In contrast, neither acquisition nor reversal of a cue-based water escape strategy was impaired in vKO mice (Fig. 3C, D). RM two-way ANOVA of the percentages of correct trials per training day of the initial cue-based escape condition confirmed a significant effect of training day (F3, 66 = 34.98, p < 0.01), but not of group (F2, 22 = 0.60, p > 0.05) or of training-day group interaction (F6, 66 = 0.91, p > 0.05).
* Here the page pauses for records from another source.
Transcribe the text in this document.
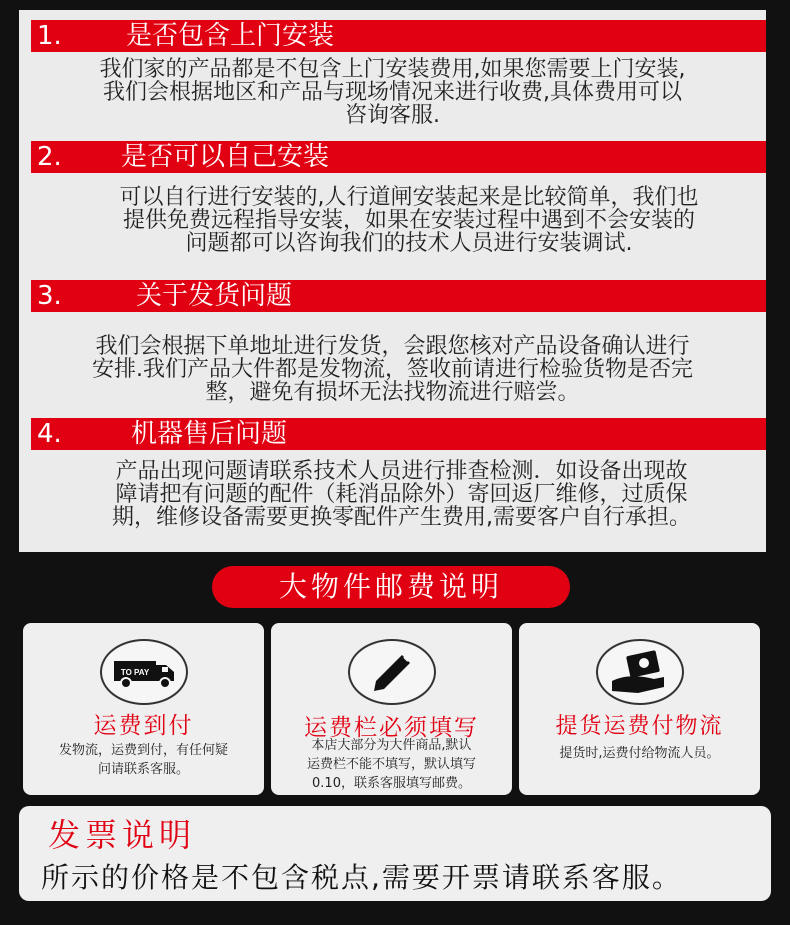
1. 是否包含上门安装
我们家的产品都是不包含上门安装费用,如果您需要上门安装,
我们会根据地区和产品与现场情况来进行收费,具体费用可以
咨询客服.
2. 是否可以自己安装
可以自行进行安装的,人行道闸安装起来是比较简单，我们也
提供免费远程指导安装，如果在安装过程中遇到不会安装的
问题都可以咨询我们的技术人员进行安装调试.
3.	关于发货问题
我们会根据下单地址进行发货，会跟您核对产品设备确认进行
安排.我们产品大件都是发物流，签收前请进行检验货物是否完
整，避免有损坏无法找物流进行赔尝。
4.	机器售后问题
产品出现问题请联系技术人员进行排查检测．如设备出现故
障请把有问题的配件（耗消品除外）寄回返厂维修，过质保
期，维修设备需要更换零配件产生费用,需要客户自行承担。
大物件邮费说明
TO PAY
运费到付
发物流，运费到付，有任何疑
问请联系客服。
运费栏必须填写
本店大部分为大件商品,默认
运费栏不能不填写，默认填写
0.10，联系客服填写邮费。
提货运费付物流
提货时,运费付给物流人员。
发票说明
所示的价格是不包含税点,需要开票请联系客服。
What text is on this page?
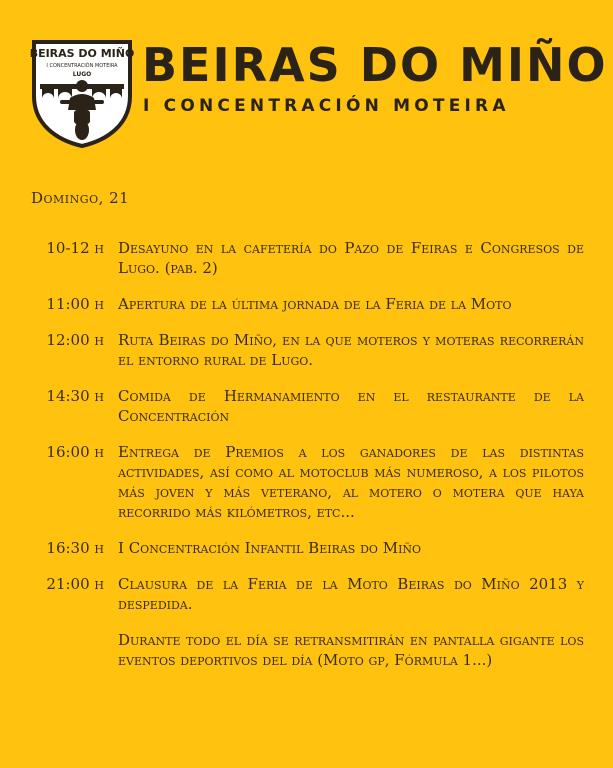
BEIRAS DO MIÑO
I CONCENTRACIÓN MOTEIRA
LUGO BEIRAS DO MIÑO
I CONCENTRACIÓN MOTEIRA
Domingo, 21
10-12 h Desayuno en la cafetería do Pazo de Feiras e Congresos de Lugo. (pab. 2)
11:00 h Apertura de la última jornada de la Feria de la Moto
12:00 h Ruta Beiras do Miño, en la que moteros y moteras recorrerán el entorno rural de Lugo.
14:30 h Comida de Hermanamiento en el restaurante de la Concentración
16:00 h Entrega de Premios a los ganadores de las distintas actividades, así como al motoclub más numeroso, a los pilotos más joven y más veterano, al motero o motera que haya recorrido más kilómetros, etc...
16:30 h I Concentración Infantil Beiras do Miño
21:00 h Clausura de la Feria de la Moto Beiras do Miño 2013 y despedida.
Durante todo el día se retransmitirán en pantalla gigante los eventos deportivos del día (Moto gp, Fórmula 1...)
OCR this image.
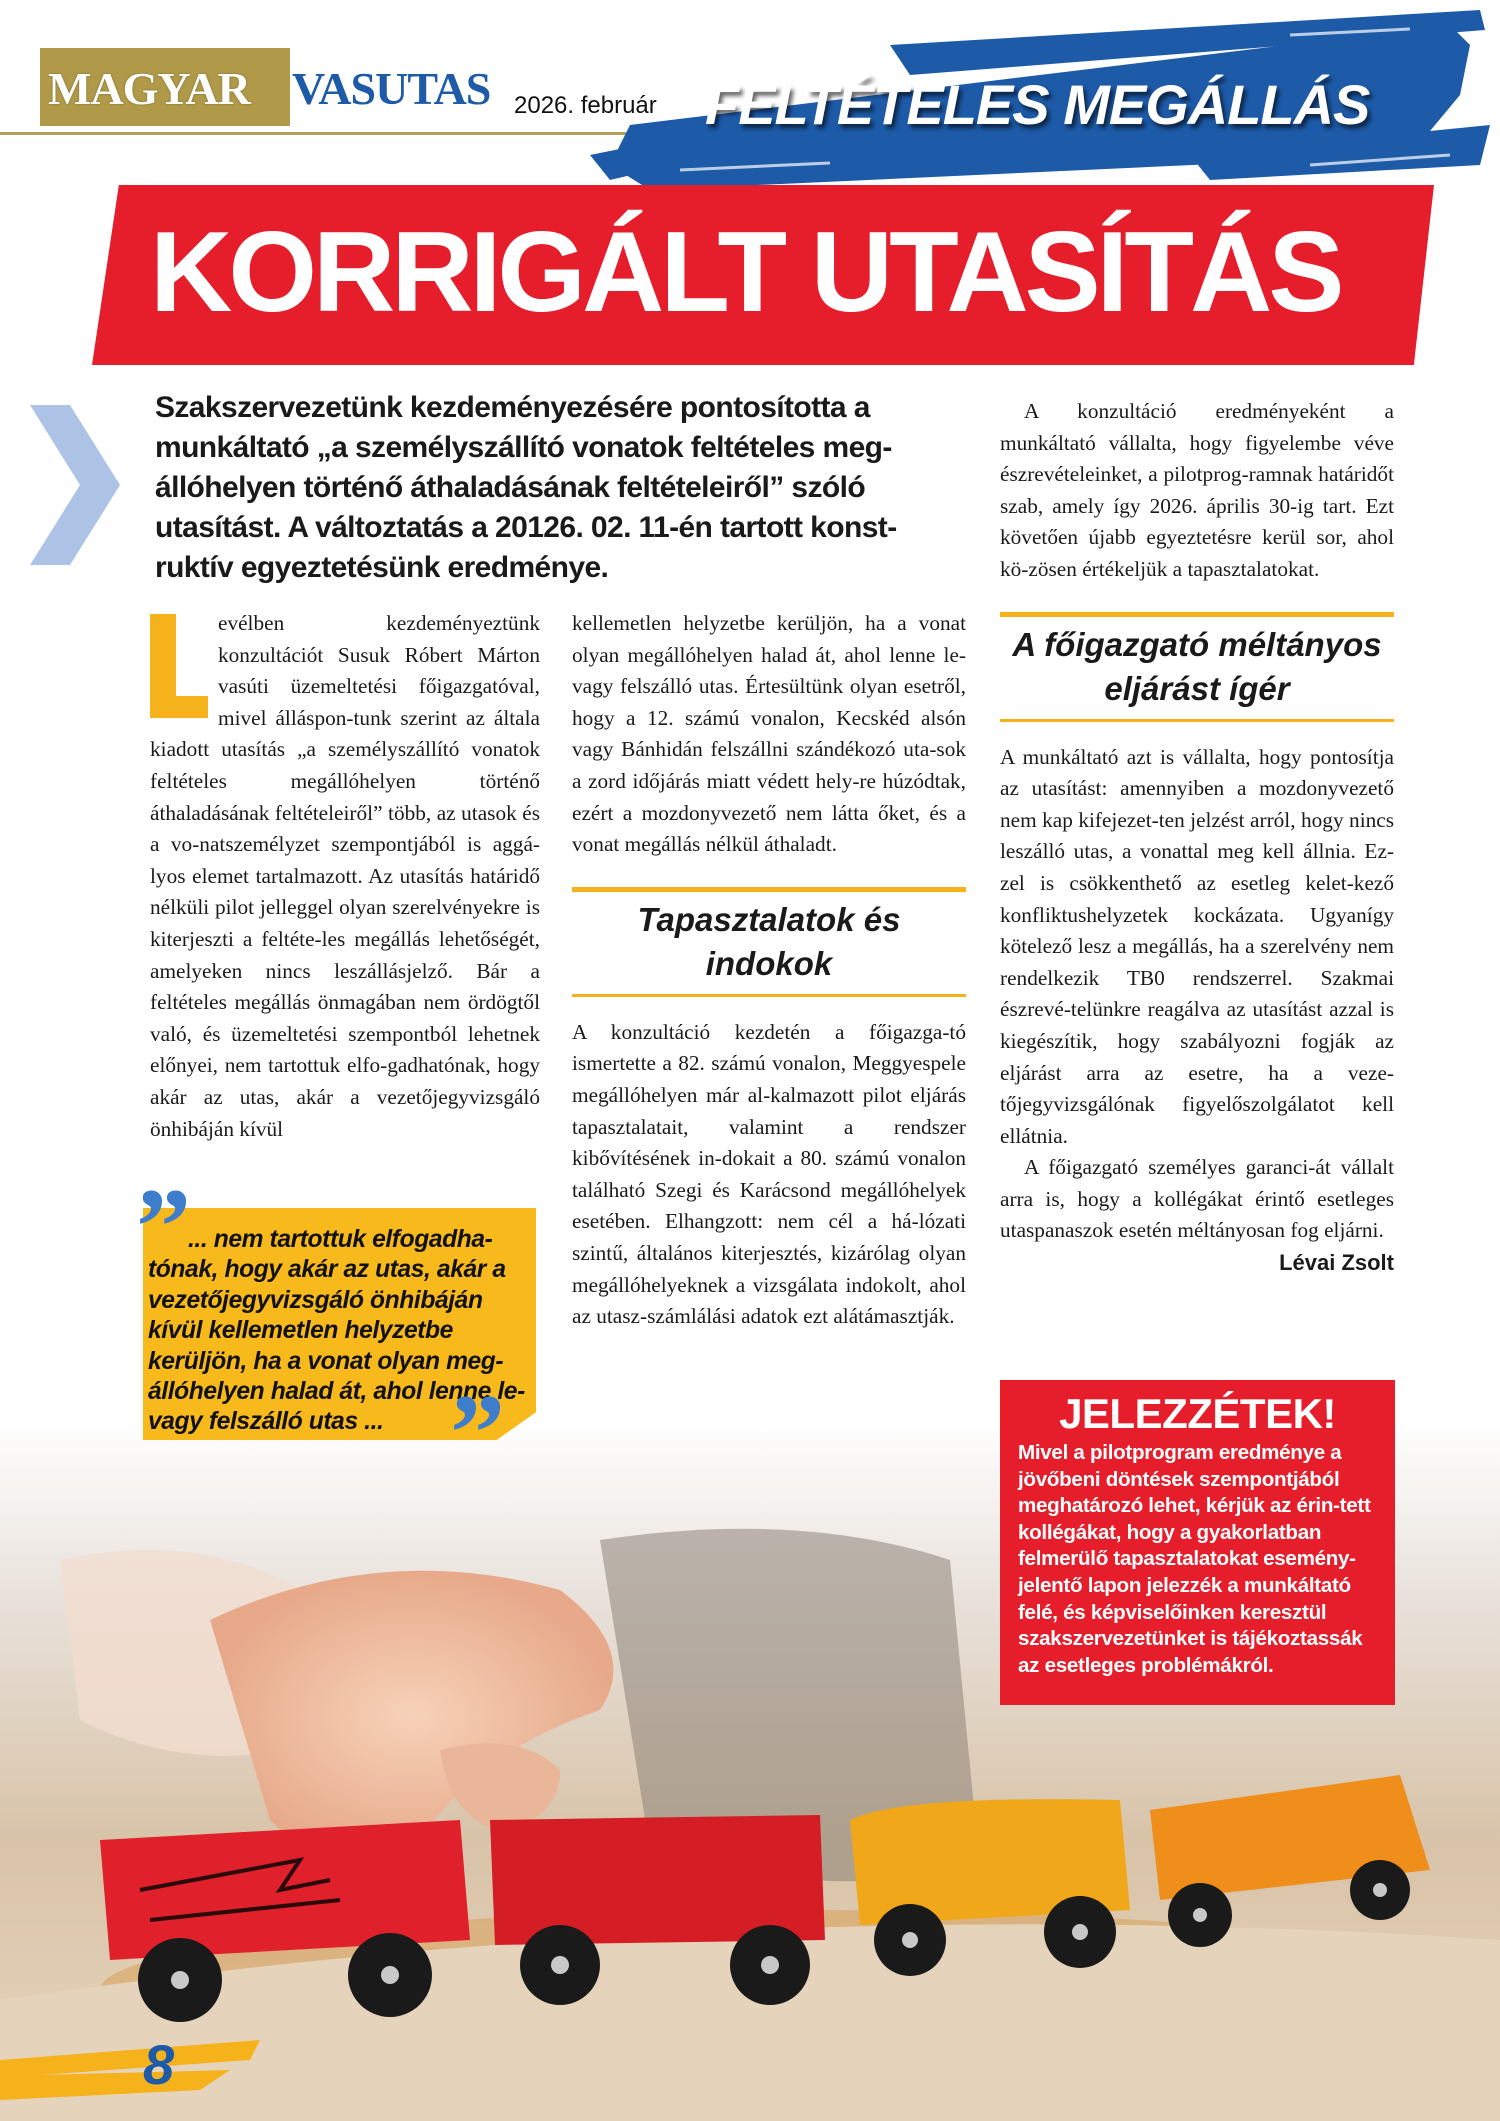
MAGYAR VASUTAS 2026. február FELTÉTELES MEGÁLLÁS
KORRIGÁLT UTASÍTÁS

Szakszervezetünk kezdeményezésére pontosította a munkáltató „a személyszállító vonatok feltételes meg-állóhelyen történő áthaladásának feltételeiről” szóló utasítást. A változtatás a 20126. 02. 11-én tartott konst-ruktív egyeztetésünk eredménye.

evélben kezdeményeztünk konzultációt Susuk Róbert Márton vasúti üzemeltetési főigazgatóval, mivel álláspon-tunk szerint az általa kiadott utasítás „a személyszállító vonatok feltételes megállóhelyen történő áthaladásának feltételeiről” több, az utasok és a vo-natszemélyzet szempontjából is aggá-lyos elemet tartalmazott. Az utasítás határidő nélküli pilot jelleggel olyan szerelvényekre is kiterjeszti a feltéte-les megállás lehetőségét, amelyeken nincs leszállásjelző. Bár a feltételes megállás önmagában nem ördögtől való, és üzemeltetési szempontból lehetnek előnyei, nem tartottuk elfo-gadhatónak, hogy akár az utas, akár a vezetőjegyvizsgáló önhibáján kívül

kellemetlen helyzetbe kerüljön, ha a vonat olyan megállóhelyen halad át, ahol lenne le- vagy felszálló utas. Értesültünk olyan esetről, hogy a 12. számú vonalon, Kecskéd alsón vagy Bánhidán felszállni szándékozó uta-sok a zord időjárás miatt védett hely-re húzódtak, ezért a mozdonyvezető nem látta őket, és a vonat megállás nélkül áthaladt.

Tapasztalatok és indokok

A konzultáció kezdetén a főigazga-tó ismertette a 82. számú vonalon, Meggyespele megállóhelyen már al-kalmazott pilot eljárás tapasztalatait, valamint a rendszer kibővítésének in-dokait a 80. számú vonalon található Szegi és Karácsond megállóhelyek esetében. Elhangzott: nem cél a há-lózati szintű, általános kiterjesztés, kizárólag olyan megállóhelyeknek a vizsgálata indokolt, ahol az utasz-számlálási adatok ezt alátámasztják.

A konzultáció eredményeként a munkáltató vállalta, hogy figyelembe véve észrevételeinket, a pilotprog-ramnak határidőt szab, amely így 2026. április 30-ig tart. Ezt követően újabb egyeztetésre kerül sor, ahol kö-zösen értékeljük a tapasztalatokat.

A főigazgató méltányos eljárást ígér

A munkáltató azt is vállalta, hogy pontosítja az utasítást: amennyiben a mozdonyvezető nem kap kifejezet-ten jelzést arról, hogy nincs leszálló utas, a vonattal meg kell állnia. Ez-zel is csökkenthető az esetleg kelet-kező konfliktushelyzetek kockázata. Ugyanígy kötelező lesz a megállás, ha a szerelvény nem rendelkezik TB0 rendszerrel. Szakmai észrevé-telünkre reagálva az utasítást azzal is kiegészítik, hogy szabályozni fogják az eljárást arra az esetre, ha a veze-tőjegyvizsgálónak figyelőszolgálatot kell ellátnia.

A főigazgató személyes garanci-át vállalt arra is, hogy a kollégákat érintő esetleges utaspanaszok esetén méltányosan fog eljárni.

Lévai Zsolt

... nem tartottuk elfogadha-tónak, hogy akár az utas, akár a vezetőjegyvizsgáló önhibáján kívül kellemetlen helyzetbe kerüljön, ha a vonat olyan meg-állóhelyen halad át, ahol lenne le- vagy felszálló utas ...

”
”	JELEZZÉTEK!

Mivel a pilotprogram eredménye a jövőbeni döntések szempontjából meghatározó lehet, kérjük az érin-tett kollégákat, hogy a gyakorlatban felmerülő tapasztalatokat esemény-jelentő lapon jelezzék a munkáltató felé, és képviselőinken keresztül szakszervezetünket is tájékoztassák az esetleges problémákról.

8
Similarly, RM two-way ANOVA of the percentages of correct trials per training day of the cue-reversal condition revealed only significant effects of training day (F3 66 = 134.6, p < 0.01), but not of group- (F2, 22 = 0.58, p > 0.05) or of training-day group interaction (F6, 66 = 1.21, p > 0.05).

Taken together, we conclude that successful strategy shifting is significantly delayed, but not completely absent in vKO mice. This impairment cannot be explained by an overall deficiency in learning cue-based water escape strategies, because this type of learning was intact in vKO mice. Sham control and wild-type mice performed equally well in both water-maze tests.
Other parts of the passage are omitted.